Ноэль вышла из комнаты, и были слышны ее тяжелые шаги. Поднимается по лестнице, поняла Элли. Как слоненок, добавила бы мама Элли.
Топ-топ-топ-топ…
Элли потеряла сознание еще до того, как Ноэль добралась до лестничной площадки.
Элли услышала тихий писк, будто подвинули стул, затем чье-то дыхание.
– Уже проснулась? – голос Ноэль раздавался откуда-то из темноты. – Теперь послушай. На самом деле я очень хочу извиниться перед тобой. То, что я с тобой сделала, ужасно. Абсолютно непростительно. Но надеюсь, со временем ты все поймешь.
Со временем.
Элли попыталась двинуть рукой или ногой. Хотя бы открыть глаза или рот. Ничего не вышло. Она напряглась. Опять то же самое.
– Действие лекарства скоро закончится. Или, ну, – Ноэль засмеялась, – по крайней мере, я надеюсь, что закончится. В Интернете сказано, от трех до двенадцати часов. Ты была в отключке как раз двенадцать часов. Вот так.
Ноэль опять захихикала, а Элли подумала – я вышла из дома в десять утра, значит, сейчас почти одиннадцать вечера.
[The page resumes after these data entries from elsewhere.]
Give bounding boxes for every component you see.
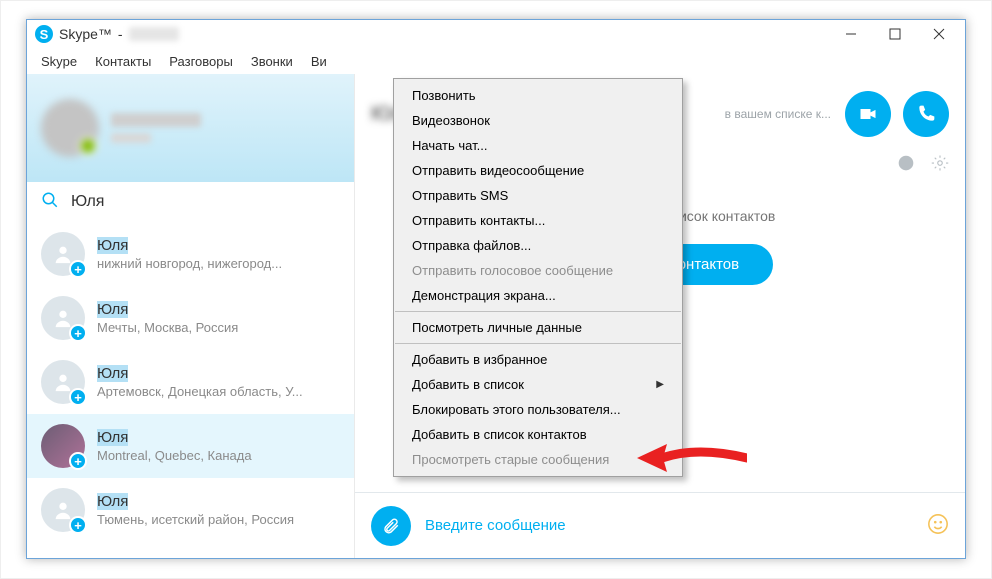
context-menu-item-label: Блокировать этого пользователя... (412, 402, 621, 417)
context-menu-item[interactable]: Посмотреть личные данные (394, 315, 682, 340)
context-menu-separator (395, 343, 681, 344)
titlebar: S Skype™ - (27, 20, 965, 48)
sidebar: + Юля нижний новгород, нижегород... + Юля Меч… (27, 74, 355, 558)
window-controls (829, 21, 961, 47)
add-contact-badge-icon: + (69, 260, 87, 278)
search-input[interactable] (71, 193, 340, 211)
contact-avatar: + (41, 424, 85, 468)
submenu-arrow-icon: ▶ (656, 379, 664, 390)
add-contact-badge-icon: + (69, 516, 87, 534)
menu-contacts[interactable]: Контакты (87, 51, 159, 72)
context-menu-item-label: Добавить в список (412, 377, 524, 392)
contact-context-menu: Позвонить Видеозвонок Начать чат... Отправи… (393, 78, 683, 477)
contact-avatar: + (41, 296, 85, 340)
close-button[interactable] (917, 21, 961, 47)
contact-name: Юля (97, 365, 303, 382)
profile-name (111, 113, 201, 127)
context-menu-item[interactable]: Позвонить (394, 83, 682, 108)
context-menu-item[interactable]: Отправка файлов... (394, 233, 682, 258)
contact-location: Тюмень, исетский район, Россия (97, 512, 294, 527)
app-label: Skype™ (59, 26, 112, 42)
context-menu-item-label: Демонстрация экрана... (412, 288, 556, 303)
context-menu-item-label: Посмотреть личные данные (412, 320, 582, 335)
search-row (27, 182, 354, 222)
contact-item[interactable]: + Юля Тюмень, исетский район, Россия (27, 478, 354, 542)
contact-name: Юля (97, 493, 294, 510)
emoji-button[interactable] (927, 513, 949, 538)
skype-logo-icon: S (35, 25, 53, 43)
context-menu-item: Отправить голосовое сообщение (394, 258, 682, 283)
profile-area[interactable] (27, 74, 354, 182)
gear-icon[interactable] (931, 154, 949, 172)
window-title: Skype™ - (59, 26, 179, 42)
contact-name: Юля (97, 237, 282, 254)
context-menu-item-label: Видеозвонок (412, 113, 490, 128)
profile-avatar[interactable] (41, 99, 99, 157)
context-menu-item-label: Позвонить (412, 88, 476, 103)
context-menu-item[interactable]: Отправить SMS (394, 183, 682, 208)
context-menu-item[interactable]: Отправить видеосообщение (394, 158, 682, 183)
contact-location: нижний новгород, нижегород... (97, 256, 282, 271)
context-menu-item[interactable]: Добавить в избранное (394, 347, 682, 372)
context-menu-item-label: Отправить контакты... (412, 213, 545, 228)
context-menu-item-label: Отправка файлов... (412, 238, 531, 253)
context-menu-item[interactable]: Блокировать этого пользователя... (394, 397, 682, 422)
contact-name: Юля (97, 429, 252, 446)
profile-status (111, 133, 151, 143)
context-menu-item[interactable]: Демонстрация экрана... (394, 283, 682, 308)
context-menu-item-label: Добавить в избранное (412, 352, 547, 367)
context-menu-item[interactable]: Начать чат... (394, 133, 682, 158)
contact-location: Артемовск, Донецкая область, У... (97, 384, 303, 399)
context-menu-item[interactable]: Добавить в список ▶ (394, 372, 682, 397)
context-menu-item[interactable]: Отправить контакты... (394, 208, 682, 233)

Бедная моя мама.
Надо еще раз попробовать открыть глаза. Веки уже не такие тяжелые. Сквозь щелочки Элли теперь могла разглядеть часть комнаты. Холодное сияние лунного света сквозь узкое окно, находящееся довольно высоко на облицованной деревом стене. В нише за занавеской – унитаз и раковина. На стене – пустые полки. Маленький шкаф для одежды. И перед закрытой дверью очертания сидящей Ноэль Доннелли. Нога на ногу, руки на коленях.
Элли еще раз попробовала поднять голову и на этот раз сумела сдвинуть ее на миллиметр или два.
– О, ну вот и прекрасно, – произнесла Ноэль. – Ты уже приходишь в себя. Прекрасно. Я посижу здесь с тобой еще немного, а затем, когда ты сможешь сесть, принесу тебе чего-нибудь перекусить. Ты пропустила ланч и ужин, и ты, верно, голодна. Чего бы ты хотела? Может, просто сэндвич? У меня есть хорошая ветчина. Пожалуй, я сделаю его тебе.
Она встала и взяла чашку со стола у кровати.
– На. – Она повернула соломинку с гофрированным изгибом ко рту Элли. – Попей воды. У тебя, должно быть, внутри все пересохло.
Элли всосала через соломинку прохладную воду, распределяя ее по сухому, как полотенце, языку и по небу, словно сделанному из бумаги.
– Моя мама, – прохрипела она, – моя мамочка.
– А, знаешь, да не волнуйся ты о маме. Скорее всего, она думает, что ты любезничаешь с тем твоим мальчиком. Сегодня прекрасный вечер. Точно такой же, как и вчера. Летний, понимаешь, вечер. Такой, что хочется продолжать подольше.
– Нет. – Элли с трудом продавливала слова через пергаментное горло. – Она будет волноваться. Моя мама.
И в этот момент, как укол иглой в самое сердце, Элли почувствовала любовь, о которой всегда говорила мама. Ты не поймешь, как сильно я люблю тебя, пока сама не станешь матерью.
Но Элли поняла это теперь, и в ее сердце была боль за маму. Она – Элли это точно знала – будет плакать, и тревожиться, и чувствовать, что смысл жизни ускользает от нее. Она просто не вынесет этого. Она и вправду не переживет такое.
– Уж, конечно, волноваться она не будет. Не сходи с ума, девочка. Давай лучше посмотрим, удастся ли нам посадить тебя. Ты уже можешь пошевелить пальцами ног? Рук? О, да! Вот это совсем другой разговор! Видишь? Ты же умница. А это действительно здорово.